Williams v. Commissioner

1925 BTA LEXIS 2671 | B.T.A. | 1925

Lead Opinion

*1103OPINION,

Trussell:

This appeal involves the right of the taxpayer to claim as a deduction from gross income the amount of a loss upon a sale of property acquired under the terms of the last will and testament of her deceased husband, and is governed by the provisions of the Revenue Act of 1921; sections 202 (a) (3) and 214 (a) (5).

The record of this appeal establishes the fact that Ellen C. Bonaparte acquired the property known as 601-603 Park Avenue, Baltimore, on June 28, 1921, by devise from her late husband; that the said property was duly appraised in pursuance to the laws of the State of Maryland and the estate-tax laws of the United States as having a value of $60,000, and that such appraisal was accepted by the Commissioner for the purpose of determining the amount of estate taxes due upon the transfer of the estate of Charles J. Bonaparte. These facts are not controverted in this appeal and no question has been raised as to the propriety or the validity of the appraisal. It is thus established that the fair market value of this property on June 28, 1921, was, so far as this appeal is concerned, the amount of $60,000. This property remained in the possession of Ellen C. Bonaparte until February 6, 1923, and the net proceeds received from its sale were $41,303.75, thus establishing the loss on the basis of its appraised value on the date of acquisition of $18,-696.25. The Commissioner has disallowed this loss for the alleged reason that “such loss did not arise from a transaction entered into fo: ifit.”

Under the provisions of the will, Ellen C. Bonaparte received the property known as 601-603 Park Avenue, together with 49 other separate tracts or parcels of improved real estate in or near *1104the City of Baltimore. She received this property, and all of it, absolutely and without any qualifications or restrictions. She received it free from all the uses to which each or any tract had been theretofore devoted, and equally free from any or all, if such existed, of the family traditions which may have theretofore pertained to any particular piece of the property so received. She received it, as expressed in the will, for her exclusive use and benefit in order that she might, either through the use of the property or its disposition, provide for her comfort and well-being during the remainder of her life. In the will it was expressly stipulated that she was to “use, and if need be, exhaust, the corpus no less than the income of my property and estate.”

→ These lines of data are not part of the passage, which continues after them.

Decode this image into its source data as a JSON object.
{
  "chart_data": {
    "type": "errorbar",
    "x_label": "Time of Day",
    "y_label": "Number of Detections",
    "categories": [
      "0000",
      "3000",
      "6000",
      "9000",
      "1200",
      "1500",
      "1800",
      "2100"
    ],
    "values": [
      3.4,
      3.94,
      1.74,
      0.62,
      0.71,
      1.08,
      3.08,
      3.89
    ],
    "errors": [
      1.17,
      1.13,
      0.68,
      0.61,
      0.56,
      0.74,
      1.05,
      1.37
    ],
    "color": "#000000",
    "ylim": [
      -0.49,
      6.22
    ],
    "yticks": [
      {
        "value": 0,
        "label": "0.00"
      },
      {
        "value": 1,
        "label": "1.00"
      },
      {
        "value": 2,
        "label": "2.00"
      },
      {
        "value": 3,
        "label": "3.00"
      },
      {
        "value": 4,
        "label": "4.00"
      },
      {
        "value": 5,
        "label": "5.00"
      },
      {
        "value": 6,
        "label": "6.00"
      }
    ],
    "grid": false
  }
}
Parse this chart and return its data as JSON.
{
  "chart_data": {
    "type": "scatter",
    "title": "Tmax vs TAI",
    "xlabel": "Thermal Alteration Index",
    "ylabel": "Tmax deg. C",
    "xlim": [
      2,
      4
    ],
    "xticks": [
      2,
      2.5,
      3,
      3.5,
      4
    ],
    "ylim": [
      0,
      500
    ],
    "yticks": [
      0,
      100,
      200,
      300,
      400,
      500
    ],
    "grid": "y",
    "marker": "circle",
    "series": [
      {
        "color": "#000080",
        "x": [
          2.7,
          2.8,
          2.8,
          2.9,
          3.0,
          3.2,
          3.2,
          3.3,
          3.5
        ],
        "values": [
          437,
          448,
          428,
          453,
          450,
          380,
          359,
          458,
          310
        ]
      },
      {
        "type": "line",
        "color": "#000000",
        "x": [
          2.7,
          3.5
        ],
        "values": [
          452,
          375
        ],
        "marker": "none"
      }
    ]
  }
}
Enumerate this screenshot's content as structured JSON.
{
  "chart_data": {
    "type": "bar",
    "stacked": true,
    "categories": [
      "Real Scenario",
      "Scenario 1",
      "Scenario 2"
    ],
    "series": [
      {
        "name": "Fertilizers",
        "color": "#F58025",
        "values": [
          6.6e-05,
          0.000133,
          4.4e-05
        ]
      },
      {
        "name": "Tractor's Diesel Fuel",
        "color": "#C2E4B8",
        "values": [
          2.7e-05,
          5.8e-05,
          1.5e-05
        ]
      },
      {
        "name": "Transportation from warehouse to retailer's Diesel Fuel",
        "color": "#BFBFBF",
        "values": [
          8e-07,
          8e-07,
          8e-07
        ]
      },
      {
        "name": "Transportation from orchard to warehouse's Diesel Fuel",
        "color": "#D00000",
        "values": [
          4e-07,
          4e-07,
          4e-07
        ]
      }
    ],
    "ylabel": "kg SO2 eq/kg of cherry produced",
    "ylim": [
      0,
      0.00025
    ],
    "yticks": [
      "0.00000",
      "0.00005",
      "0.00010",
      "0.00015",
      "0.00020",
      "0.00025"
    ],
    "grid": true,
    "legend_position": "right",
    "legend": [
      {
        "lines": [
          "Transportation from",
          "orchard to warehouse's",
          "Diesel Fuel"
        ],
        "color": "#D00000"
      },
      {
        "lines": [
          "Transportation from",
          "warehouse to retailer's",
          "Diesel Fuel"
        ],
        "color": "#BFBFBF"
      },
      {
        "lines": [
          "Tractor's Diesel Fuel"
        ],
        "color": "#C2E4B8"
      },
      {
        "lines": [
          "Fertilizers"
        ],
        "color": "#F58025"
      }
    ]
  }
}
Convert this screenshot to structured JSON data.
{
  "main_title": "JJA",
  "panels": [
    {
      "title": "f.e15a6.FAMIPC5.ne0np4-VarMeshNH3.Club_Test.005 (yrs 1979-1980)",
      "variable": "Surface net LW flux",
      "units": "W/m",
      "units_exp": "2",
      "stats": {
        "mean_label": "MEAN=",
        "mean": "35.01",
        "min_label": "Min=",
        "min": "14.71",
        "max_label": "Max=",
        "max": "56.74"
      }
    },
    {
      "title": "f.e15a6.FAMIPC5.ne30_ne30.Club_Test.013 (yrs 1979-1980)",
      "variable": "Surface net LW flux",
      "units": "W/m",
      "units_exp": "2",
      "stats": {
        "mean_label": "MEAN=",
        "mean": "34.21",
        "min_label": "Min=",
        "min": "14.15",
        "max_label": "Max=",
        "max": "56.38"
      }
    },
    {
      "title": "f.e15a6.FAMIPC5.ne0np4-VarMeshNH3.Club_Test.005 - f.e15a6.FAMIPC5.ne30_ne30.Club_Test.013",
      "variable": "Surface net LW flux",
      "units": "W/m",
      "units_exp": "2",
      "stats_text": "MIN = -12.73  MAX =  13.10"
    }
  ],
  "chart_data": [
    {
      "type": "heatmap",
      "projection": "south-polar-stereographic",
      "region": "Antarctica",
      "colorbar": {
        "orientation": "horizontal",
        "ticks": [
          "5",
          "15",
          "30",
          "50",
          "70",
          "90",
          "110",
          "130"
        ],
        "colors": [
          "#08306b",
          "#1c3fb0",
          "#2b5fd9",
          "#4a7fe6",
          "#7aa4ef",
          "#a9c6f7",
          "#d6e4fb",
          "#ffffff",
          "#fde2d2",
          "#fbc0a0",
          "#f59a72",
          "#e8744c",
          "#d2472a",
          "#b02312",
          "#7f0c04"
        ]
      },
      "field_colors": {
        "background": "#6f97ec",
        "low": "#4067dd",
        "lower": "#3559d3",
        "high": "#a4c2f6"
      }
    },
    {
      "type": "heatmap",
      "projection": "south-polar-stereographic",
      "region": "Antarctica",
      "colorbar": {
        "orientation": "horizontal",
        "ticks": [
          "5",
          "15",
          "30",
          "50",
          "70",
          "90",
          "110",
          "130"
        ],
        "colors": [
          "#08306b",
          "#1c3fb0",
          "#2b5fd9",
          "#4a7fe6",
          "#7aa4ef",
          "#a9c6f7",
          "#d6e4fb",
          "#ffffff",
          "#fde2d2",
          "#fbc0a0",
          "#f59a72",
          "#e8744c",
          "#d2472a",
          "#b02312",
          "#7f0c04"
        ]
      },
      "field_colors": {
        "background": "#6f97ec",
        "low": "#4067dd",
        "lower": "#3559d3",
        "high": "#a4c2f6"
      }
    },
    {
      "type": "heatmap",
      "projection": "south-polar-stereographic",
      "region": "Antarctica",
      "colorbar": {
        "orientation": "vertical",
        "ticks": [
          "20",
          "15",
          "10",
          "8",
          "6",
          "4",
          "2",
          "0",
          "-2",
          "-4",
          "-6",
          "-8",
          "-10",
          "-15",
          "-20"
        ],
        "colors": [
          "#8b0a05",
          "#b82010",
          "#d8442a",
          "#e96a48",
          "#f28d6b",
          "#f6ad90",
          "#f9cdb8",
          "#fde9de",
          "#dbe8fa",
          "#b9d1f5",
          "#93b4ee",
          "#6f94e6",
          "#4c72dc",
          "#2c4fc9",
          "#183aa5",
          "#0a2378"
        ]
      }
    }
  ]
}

It is plain from the terms of the language of the will, and it is no doubt equally true as a matter of law irrespective of the terms of the will, that the taxpayer came into the possession and title to each and all of the properties received from her deceased husband with absolute freedom and at her own election to use, enjoy, or dispose of each and any of such properties in such manner as she might from time to time elect. In her use and disposition of such properties she was under no obligation to be guided in any manner by any of the former uses or traditions which may have previously attached to any particular parcel of property so received by her. Upon coming into possession of' such property and all of it, it devolved upon her so to determine the uses of such properties and each of them as would contribute most to her comfort, her well-being, and in so doing she must as to each and every of such properties handle the same in such a manner as would result in the return to her of as large an amount of income and profits as could be procured.

In the exercise of her prerogatives of absolute ownership she, within a few weeks after receiving the property of her deceased husband, offered the property at 601-603 Park Avenue for sale and also for rent in the reasonable and businesslike expectation that it could thus be made to produce an income for her use and benefit. She placed this property in the hands of a real estate agent with instructions to sell at its appraised value, and also with instructions to rent the same if possible in order that it might be producing an income pending the time when it might be sold. The real-estate brokers advertised it both for rent and for sale at its appraised value. After approximately a year and a half, during which time no one had been willing to rent the property and there had been no offer to buy at the appraised value, the taxpayer, finding the property to be a dead load upon her hands, productive of nothing but continued losses in the shape of taxes and other carrying charges, and finding it was impossible to sell the same at the appraised value, and after consulting with experienced real-estate operators, consented to dispose of the property at less than its appraised value in order that she might be relieved of the continual losses due to the maintenance and upkeep of the property, and in the expectation of receiving income from such funds as could be procured from its sale at a reduced price. Therefore, in November, 1922, she entered into a contract to dispose of the property at the figure at which it was finally sold in February, 1923.

*1105The record clearly shows that the taxpayer, from the time she received this property, planned to rent it, and planned to sell it, in order to produce gains if possible, and finally did dispose of it, receiving about $41,000 therefor. The record convinces us that the transaction described was in every respect a transaction entered into for profit and that it comes clearly within the meaning of provisions of law, and that the immediate loss arising out of this transaction is such a loss as the law contemplated should be deducted from gross income during the year in which it was sustained.

We are, therefore, of the opinion that the Commissioner erred in disallowing the loss as a deduction and that his asserted deficiency in tax must now be disallowed.